Plaintiff sues her husband for divorce on the ground of excesses and cruel treatment of such a nature as to render their living together insupportable. The defendant is a day laborer, and the wife hires herself out as a cotton picker. The sum of the evidence adduced by plaintiff is that the parties quarreled several times, and that once, when they were throwing water on each other in play, the husband got mad and threw the dipper at her; also that he cursed her once, when she had provoked him. We think this evidence entirely insufficient to support the demand.

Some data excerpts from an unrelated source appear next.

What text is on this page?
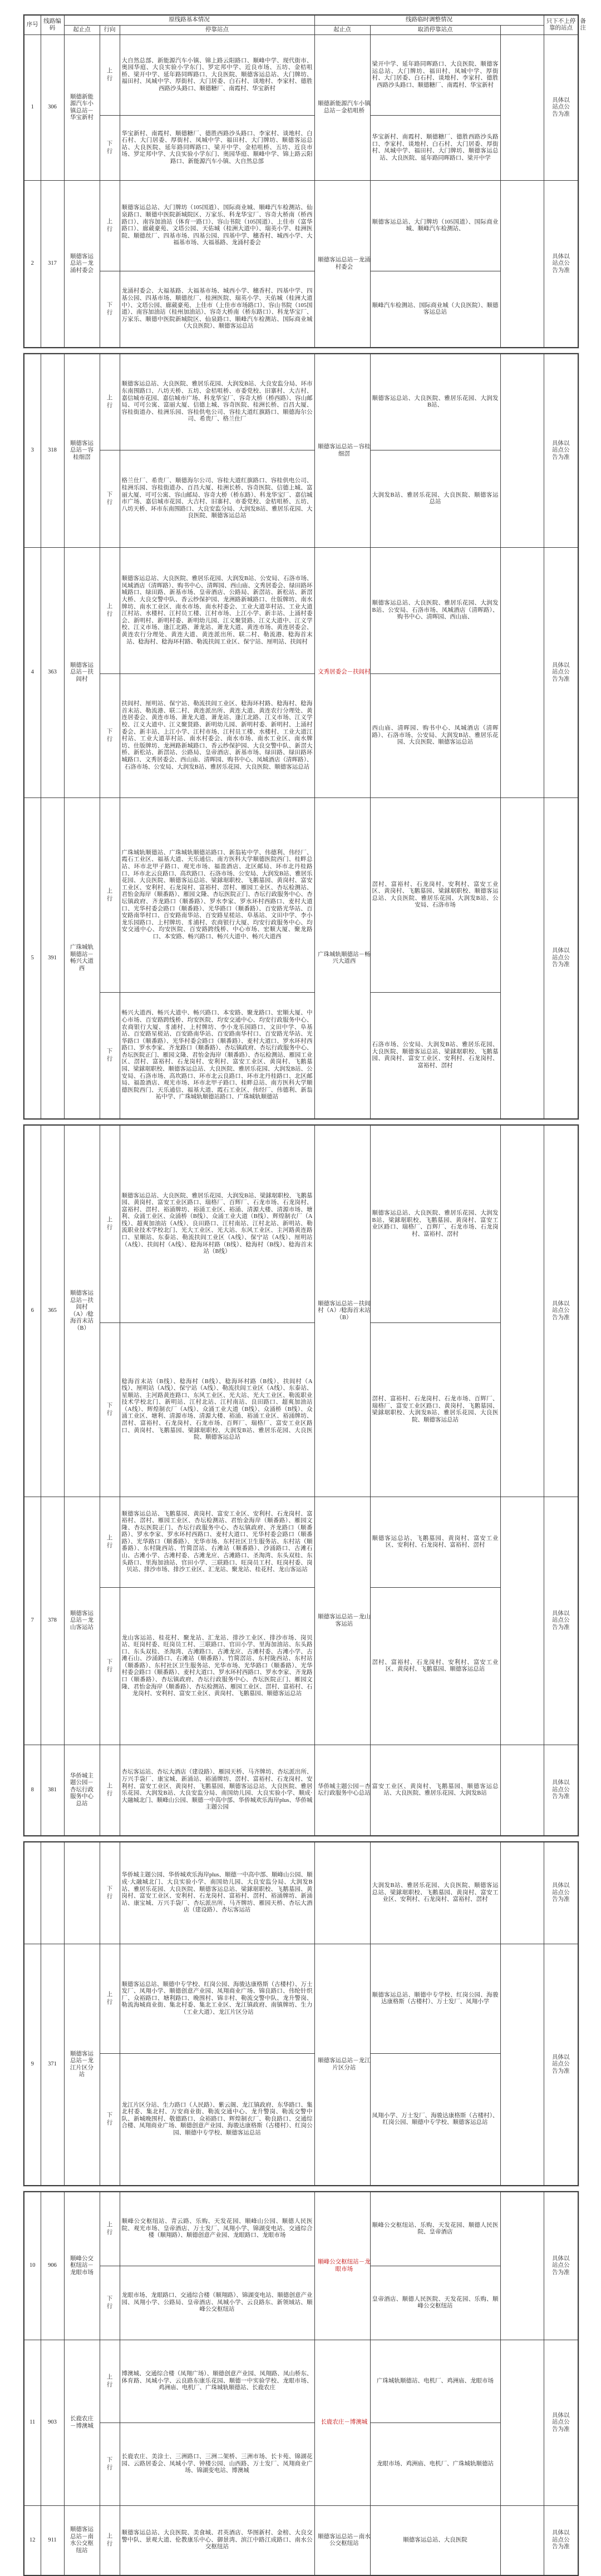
序号	线路编码	原线路基本情况			线路临时调整情况			只下不上停靠的站点	备注
		起止点	行向	停靠站点	起止点	取消停靠站点			
1	306	顺德新能源汽车小镇总站－华宝新村	上行	大自然总部、新能源汽车小镇、锦上路云阳路口、顺峰中学、现代街市、奥园华庭、大良实验小学东门、罗定邦中学、近良市场、五坊、金桔咀桥、梁开中学、延年路同晖路口、大良医院、顺德客运总站、大门牌坊、福田村、凤城中学、厚街村、大门居委、白石村、谈地村、李家村、德胜西路沙头路口、顺德糖厂、南霞村、华宝新村	顺德新能源汽车小镇总站－金桔咀桥	梁开中学、延年路同晖路口、大良医院、顺德客运总站、大门牌坊、福田村、凤城中学、厚街村、大门居委、白石村、谈地村、李家村、德胜西路沙头路口、顺德糖厂、南霞村、华宝新村		具体以站点公告为准	

			下行	华宝新村、南霞村、顺德糖厂、德胜西路沙头路口、李家村、谈地村、白石村、大门居委、厚街村、凤城中学、福田村、大门牌坊、顺德客运总站、大良医院、延年路同晖路口、梁开中学、金桔咀桥、五坊、近良市场、罗定邦中学、大良实验小学东门、奥园华庭、顺峰中学、锦上路云阳路口、新能源汽车小镇、大自然总部		华宝新村、南霞村、顺德糖厂、德胜西路沙头路口、李家村、谈地村、白石村、大门居委、厚街村、凤城中学、福田村、大门牌坊、顺德客运总站、大良医院、延年路同晖路口、梁开中学			
2	317	顺德客运总站－龙涌村委会	上行	顺德客运总站、大门牌坊（105国道）、国际商业城、顺峰汽车检测站、仙泉路口、顺德中医院新城院区、万家乐、科龙华宝厂、容奇大桥南（桥西路口）、南容加油站（体育一路口）、容山书院（105国道）、上佳市（富华路口）、廊葳豪苑、文塔公园、天佑城（桂洲大道中）、瑞英小学、桂洲医院、顺德丝厂、四基市场、四基公园、四基中学、穗香村、城西小学、大福基市场、大福基路、龙涌村委会	顺德客运总站－龙涌村委会	顺德客运总站、大门牌坊（105国道）、国际商业城、顺峰汽车检测站、		具体以站点公告为准	

			下行	龙涌村委会、大福基路、大福基市场、城西小学、穗香村、四基中学、四基公园、四基市场、顺德丝厂、桂洲医院、瑞英小学、天佑城（桂洲大道中）、文塔公园、廊葳豪苑、上佳市（上佳市市场路口）、容山书院（105国道）、南容加油站（桂州加油站）、容奇大桥南（桥东路口）、科龙华宝厂、万家乐、顺德中医院新城院区、仙泉路口、顺峰汽车检测站、国际商业城（大良医院）、顺德客运总站		顺峰汽车检测站、国际商业城（大良医院）、顺德客运总站			
3	318	顺德客运总站－容桂细滘	上行	顺德客运总站、大良医院、雅居乐花园、大润发B站、大良安监分局、环市东南围路口、八坊天桥、五坊、金桔咀桥、市委党校、旧寨村、大吉村、嘉信城市花园、嘉信城市广场、科龙华宝厂、容奇大桥（桥西路）、容山邮局、可可公寓、富丽大厦、信德上城、容奇医院、桂洲长桥、百昌大厦、容桂街道办、桂洲乐园、容桂供电公司、容桂大道红旗路口、顺德海尔公司、希贵厂、格兰仕厂	顺德客运总站－容桂细滘	顺德客运总站、大良医院、雅居乐花园、大润发B站、		具体以站点公告为准

			下行	格兰仕厂、希贵厂、顺德海尔公司、容桂大道红旗路口、容桂供电公司、桂洲乐园、容桂街道办、百昌大厦、桂洲长桥、容奇医院、信德上城、富丽大厦、可可公寓、容山邮局、容奇大桥（桥东路）、科龙华宝厂、嘉信城市广场、嘉信城市花园、大吉村、旧寨村、市委党校、金桔咀桥、五坊、八坊天桥、环市东南围路口、大良安监分局、大润发B站、雅居乐花园、大良医院、顺德客运总站		大润发B站、雅居乐花园、大良医院、顺德客运总站		
4	363	顺德客运总站－扶闾村	上行	顺德客运总站、大良医院、雅居乐花园、大润发B站、公安局、石洛市场、凤城酒店（清晖路）、购书中心、清晖园、西山庙、文秀居委会、绿田路环城路口、绿田路、新基市场、皇帝酒店、公路局、新滘站、新松站、新滘大桥、大良交警中队、香云纱保护园、龙洲路新城路口、仕版牌坊、南水牌坊、南水工业区、南水市场、南水村委会、工业大道莘村站、工业大道江村站、水楼村、江村员工楼、江村市场、上江小学、新丰站、上涌村委会、新明村、新明村委、新明幼儿园、江义聚贤路、江义大道中、江义学校、江义市场、逢江北路、萧龙站、萧龙大道、黄连市场、黄连居委会、黄连农行分理处、黄连大道、黄连派出所、联二村、勒流港、稔海首末站、稔海村、稔海环村路、勒流扶闾工业区、保宁站、厘明站、扶闾村	文秀居委会－扶闾村	顺德客运总站、大良医院、雅居乐花园、大润发B站、公安局、石洛市场、凤城酒店（清晖路）、购书中心、清晖园、西山庙、		具体以站点公告为准

			下行	扶闾村、厘明站、保宁站、勒流扶闾工业区、稔海环村路、稔海村、稔海首末站、勒流港、联二村、黄连派出所、黄连大道、黄连农行分理处、黄连居委会、黄连市场、萧龙大道、萧龙站、逢江北路、江义市场、江义学校、江义大道中、江义聚贤路、新明幼儿园、新明村委、新明村、上涌村委会、新丰站、上江小学、江村市场、江村员工楼、水楼村、工业大道江村站、工业大道莘村站、南水村委会、南水市场、南水工业区、南水牌坊、仕版牌坊、龙洲路新城路口、香云纱保护园、大良交警中队、新滘大桥、新松站、新滘站、公路局、皇帝酒店、新基市场、绿田路、绿田路环城路口、文秀居委会、西山庙、清晖园、购书中心、凤城酒店（清晖路）、石洛市场、公安局、大润发B站、雅居乐花园、大良医院、顺德客运总站		西山庙、清晖园、购书中心、凤城酒店（清晖路）、石洛市场、公安局、大润发B站、雅居乐花园、大良医院、顺德客运总站		
5	391	广珠城轨顺德站－畅兴大道西	上行	广珠城轨顺德站、广珠城轨顺德站路口、新翁祐中学、伟德利、伟经厂、霞石工业区、福基大道、天乐通信、南方医科大学顺德医院西门、桂畔总站、环市北甲子路口、观光市场、福盈酒店、北区邮局、环市北丹桂路口、环市北云良路口、高坎路口、石洛市场、公安局、大润发B站、雅居乐花园、大良医院、顺德客运总站、梁銶琚职校、飞鹅墓园、黄岗村、富安工业区、安利村、石龙岗村、富裕村、滘村、雁园工业区、杏坛检测站、君怡金海岸（顺番路）、雁园文隆、杏坛医院正门、杏坛行政服务中心、杏坛镇政府、齐龙路口（顺番路）、罗水李家、罗水环村西路口、麦村大道口、光华村委会路口（顺番路）、光华路口（顺番路）、百安路光华站、百安路南华村口、百安路南华站、百安路星槎站、阜基站、文田中学、李小龙乐园路口、上村牌坊、豸浦村、农商银行大厦、均安行政服务中心、均安交通中心、均安医院、百安路跨线桥、中心市场、宏顺大厦、聚龙路口、本安路、畅兴路口、畅兴大道中、畅兴大道西	广珠城轨顺德站－畅兴大道西	滘村、富裕村、石龙岗村、安利村、富安工业区、黄岗村、飞鹅墓园、梁銶琚职校、顺德客运总站、大良医院、雅居乐花园、大润发B站、公安局、石洛市场		具体以站点公告为准

			下行	畅兴大道西、畅兴大道中、畅兴路口、本安路、聚龙路口、宏顺大厦、中心市场、百安路跨线桥、均安医院、均安交通中心、均安行政服务中心、农商银行大厦、豸浦村、上村牌坊、李小龙乐园路口、文田中学、阜基站、百安路星槎站、百安路南华站、百安路南华村口、百安路光华站、光华路口（顺番路）、光华村委会路口（顺番路）、麦村大道口、罗水环村西路口、罗水李家、齐龙路口（顺番路）、杏坛镇政府、杏坛行政服务中心、杏坛医院正门、雁园文隆、君怡金海岸（顺番路）、杏坛检测站、雁园工业区、滘村、富裕村、石龙岗村、安利村、富安工业区、黄岗村、飞鹅墓园、梁銶琚职校、顺德客运总站、大良医院、雅居乐花园、大润发B站、公安局、石洛市场、高坎路口、环市北云良路口、环市北丹桂路口、北区邮局、福盈酒店、观光市场、环市北甲子路口、桂畔总站、南方医科大学顺德医院西门、天乐通信、福基大道、霞石工业区、伟经厂、伟德利、新翁祐中学、广珠城轨顺德站路口、广珠城轨顺德站		石洛市场、公安局、大润发B站、雅居乐花园、大良医院、顺德客运总站、梁銶琚职校、飞鹅墓园、黄岗村、富安工业区、安利村、石龙岗村、富裕村、滘村		
6	365	顺德客运总站－扶闾村（A）/稔海首末站（B）	上行	顺德客运总站、大良医院、雅居乐花园、大润发B站、梁銶琚职校、飞鹅墓园、黄岗村、富安工业区路口、瑞格厂、百辉厂、石龙市场、石龙岗村、富裕村、滘村、裕涌牌坊、裕涌工业区、裕涌、清源大楼、清源市场、塘利、众涌工业区、众涌桥（B线）、众涌工业大道（B线）、辉煌制衣厂（A线）、超爽加油站（A线）、良田路口、江村南站、江村北站、新明站、勒流职业技术学校北门、光大工业区、光大站、东风工业区、主河路黄连路口、星顺站、东泰站、勒流扶闾工业区（A线）、保宁站（A线）、厘明站（A线）、扶闾村（A线）、稔海环村路（B线）、稔海村（B线）、稔海首末站（B线）	顺德客运总站－扶闾村（A）/稔海首末站（B）	顺德客运总站、大良医院、雅居乐花园、大润发B站、梁銶琚职校、飞鹅墓园、黄岗村、富安工业区路口、瑞格厂、百辉厂、石龙市场、石龙岗村、富裕村、滘村		具体以站点公告为准

			下行	稔海首末站（B线）、稔海村（B线）、稔海环村路（B线）、扶闾村（A线）、厘明站（A线）、保宁站（A线）、勒流扶闾工业区（A线）、东泰站、星顺站、主河路黄连路口、东风工业区、光大站、光大工业区、勒流职业技术学校北门、新明站、江村北站、江村南站、良田路口、超爽加油站（A线）、辉煌制衣厂（A线）、众涌工业大道（B线）、众涌桥（B线）、众涌工业区、塘利、清源市场、清源大楼、裕涌、裕涌工业区、裕涌牌坊、滘村、富裕村、石龙岗村、石龙市场、百辉厂、瑞格厂、富安工业区路口、黄岗村、飞鹅墓园、梁銶琚职校、大润发B站、雅居乐花园、大良医院、顺德客运总站		滘村、富裕村、石龙岗村、石龙市场、百辉厂、瑞格厂、富安工业区路口、黄岗村、飞鹅墓园、梁銶琚职校、大润发B站、雅居乐花园、大良医院、顺德客运总站		
7	378	顺德客运总站－龙山客运站	上行	顺德客运总站、飞鹅墓园、黄岗村、富安工业区、安利村、石龙岗村、富裕村、滘村、雁园工业区、杏坛检测站、君怡金海岸（顺番路）、雁园文隆、杏坛医院正门、杏坛行政服务中心、杏坛镇政府、齐龙路口（顺番路）、罗水李家、罗水环村西路口、麦村大道口、光华村委会路口（顺番路）、光华路口（顺番路）、光华市场、东村社区卫生服务站、东村站（顺番路）、东村陇西站、竹简滘站、右滩站（顺番路）、沙涌路口、古滩石山、古滩小学、古滩村委、古滩龙应、古滩路口、圣淘湾、东头双桂、东头路口、里海加油站、官田小学、三联路口、旺岗员工村、旺岗村委、岗贝站、排沙市场、排沙工业区、汇龙站、聚龙站、桂花村、龙山客运站	顺德客运总站－龙山客运站	顺德客运总站、飞鹅墓园、黄岗村、富安工业区、安利村、石龙岗村、富裕村、滘村		具体以站点公告为准

			下行	龙山客运站、桂花村、聚龙站、汇龙站、排沙工业区、排沙市场、岗贝站、旺岗村委、旺岗员工村、三联路口、官田小学、里海加油站、东头路口、东头双桂、圣淘湾、古滩路口、古滩龙应、古滩村委、古滩小学、古滩石山、沙涌路口、右滩站（顺番路）、竹简滘站、东村陇西站、东村站（顺番路）、东村社区卫生服务站、光华市场、光华路口（顺番路）、光华村委会路口（顺番路）、麦村大道口、罗水环村西路口、罗水李家、齐龙路口（顺番路）、杏坛镇政府、杏坛行政服务中心、杏坛医院正门、雁园文隆、君怡金海岸（顺番路）、杏坛检测站、雁园工业区、滘村、富裕村、石龙岗村、安利村、富安工业区、黄岗村、飞鹅墓园、顺德客运总站		滘村、富裕村、石龙岗村、安利村、富安工业区、黄岗村、飞鹅墓园、顺德客运总站		
8	381	华侨城主题公园－杏坛行政服务中心总站	上行	杏坛客运站、杏坛大酒店（建设路）、雁园天桥、马齐牌坊、杏坛派出所、万兴手袋厂、康宝城、新涌站、裕涌牌坊、滘村、富裕村、石龙岗村、安利村、富安工业区、黄岗村、飞鹅墓园、顺德客运总站、大良医院、雅居乐花园、大润发B站、大良安监分局、南国幼儿园、大良实验小学、顺成·大融城北门、顺峰山公园、顺德一中高中部、华侨城欢乐海岸plus、华侨城主题公园	华侨城主题公园－杏坛行政服务中心总站	富安工业区、黄岗村、飞鹅墓园、顺德客运总站、大良医院、雅居乐花园、大润发B站		具体以站点公告为准

			下行	华侨城主题公园、华侨城欢乐海岸plus、顺德一中高中部、顺峰山公园、顺成·大融城北门、大良实验小学、南国幼儿园、大良安监分局、大润发B站、雅居乐花园、大良医院、顺德客运总站、梁銶琚职校、飞鹅墓园、黄岗村、富安工业区、安利村、石龙岗村、富裕村、滘村、裕涌牌坊、新涌站、康宝城、万兴手袋厂、杏坛派出所、马齐牌坊、雁园天桥、杏坛大酒店（建设路）、杏坛客运站		大润发B站、雅居乐花园、大良医院、顺德客运总站、梁銶琚职校、飞鹅墓园、黄岗村、富安工业区、安利村、石龙岗村、富裕村、滘村		具体以站点公告为准

9	371	顺德客运总站－龙江片区分站	上行	顺德客运总站、顺德中专学校、红岗公园、海骏达康格斯（古楼村）、万士发厂、凤翔小学、顺德创意产业园、凤翔商业广场、锦良路口、伟纶针织厂、众裕路口、塘利路口、晚围村、锦丰村、勒流交警中队、龙升警岗、勒流海城商业街、集北村委、集北工业区、龙江镇政府、南镇牌坊、生力（工业大道）、龙江片区分站	顺德客运总站－龙江片区分站	顺德客运总站、顺德中专学校、红岗公园、海骏达康格斯（古楼村）、万士发厂、凤翔小学		具体以站点公告为准

			下行	龙江片区分站、生力路口（人民路）、紫云阁、龙江镇政府、东华路口、集北村委、集北村、万安商业街、勒流交通中心、龙升警岗、勒流交警中队、新城晚围村、敬德路口、众裕路口、辉煌制衣厂、勒良路口、交通综合楼、凤翔商业广场、顺德创意产业园、海骏达康格斯（古楼村）、红岗公园、顺德中专学校、顺德客运总站		凤翔小学、万士发厂、海骏达康格斯（古楼村）、红岗公园、顺德中专学校、顺德客运总站		
10	906	顺峰公交枢纽站－龙眼市场	上行	顺峰公交枢纽站、青云路、乐购、天发花园、顺峰山公园、顺德人民医院、观光市场、皇帝酒店、万士发厂、凤翔小学、锦湖变电站、交通综合楼（顺翔路）、顺德创意产业园、龙眼路口、龙眼市场	顺峰公交枢纽站－龙眼市场	顺峰公交枢纽站、乐购、天发花园、顺德人民医院、皇帝酒店		具体以站点公告为准

			下行	龙眼市场、龙眼路口、交通综合楼（顺翔路）、锦湖变电站、顺德创意产业园、凤翔小学、公路局、皇帝酒店、凤城小学、云良路东、新领域站、顺峰公交枢纽站		皇帝酒店、顺德人民医院、天发花园、乐购、顺峰公交枢纽站		
11	903	长鹿农庄－博澳城	上行	博澳城、交通综合楼（凤翔广场）、顺德创意产业园、凤翔路、凤山桥东、体育路、凤城小学、云良路东康乐花园、顺德一中实验学校、龙眼市场、鸡洲庙、电机厂、广珠城轨顺德站、长鹿农庄	长鹿农庄－博澳城	广珠城轨顺德站、电机厂、鸡洲庙、龙眼市场		具体以站点公告为准

			下行	长鹿农庄、美涂士、三洲路口、三洲二架桥、三洲市场、长卡苑、锦湖花园、云路居委会、凤城小学、钟楼公园、山西路、万士发厂、凤翔商业广场、锦湖变电站、博澳城		龙眼市场、鸡洲庙、电机厂、广珠城轨顺德站		
12	911	顺德客运总站－南水公交枢纽站	上行	顺德客运总站、大良医院、美食城、君英酒店、华图新村、金榜、大良交警中队、景观大道、伦教康乐中心、御景湾、滨江中路江成路口、南水公交枢纽站	顺德客运总站－南水公交枢纽站	顺德客运总站、大良医院		具体以站点公告为准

The husband reconvenes, and asks for a divorce on the ground of adultery. He made no pretense at proving the particular act of adultery specified in his answer, but sought to introduce two witnesses to prove by them that they had had commerce with plaintiff since her marriage. This evidence was objected to and should have been excluded. It is elementary that the time and place of the adultery relied on for obtaining a divorce, and also the name of the accomplice, must be stated in the pleadings, and, of course, can be proved only as alleged. Enc. of P. & P. vol. 7, p. 70; Breaux’s Dig. p. 535, No. 7.

Where the conduct on which the charge of adultery is based is equivocal, and has to be interpreted in the light of the preceding or subsequent conduct of the inculpated spouse, other acts of adultery may perhaps be shown. Greenleaf, Ev. (17th Ed.) § 14 (3). But such proof certainly cannot be offered for the purpose of serving as the sole basis of the charge. Rejecting this testimony, which, moreover, comes in such questionable shape that it would have been hard for the court to believe it if admitted, and there remains nothing to support defendant’s reconventionai demand.

On her demand for a moneyed judgment the plaintiff is entitled to recover $9, the lirice of two head of cattle sold to James Byrd and which was placed to the credit of her husband, and $8, the price of another animal sold by defendant and used by him in buying a horse. The use of the paraphernal funds of the wife by the husband for the benefit of the community creates a debt on his part, which she may sue him for at any time without having to ask for a dissolution of the community. Joly v. Weber, 35 La. Ann. 806.

This demand “arising” in a suit for divorce, this court has jurisdiction of it irrespective of amount. Const, art. 85.

It is therefore ordered, adjudged, and decreed that the judgment appealed from be affirmed in so far as rejecting plaintiff’s demand for divorce, and set aside in so far as sustaining defendant’s reconventionai demand and rejecting plaintiff’s demand for a moneyed judgment, and that said reconventionai demand be now rejected, and that plaintiff, Maud Jenkins, have judgment against defendant, Eugene Maier, for $17, with legal interest from the 8th day of July, 1905, date of judicial demand, and for the costs of this suit.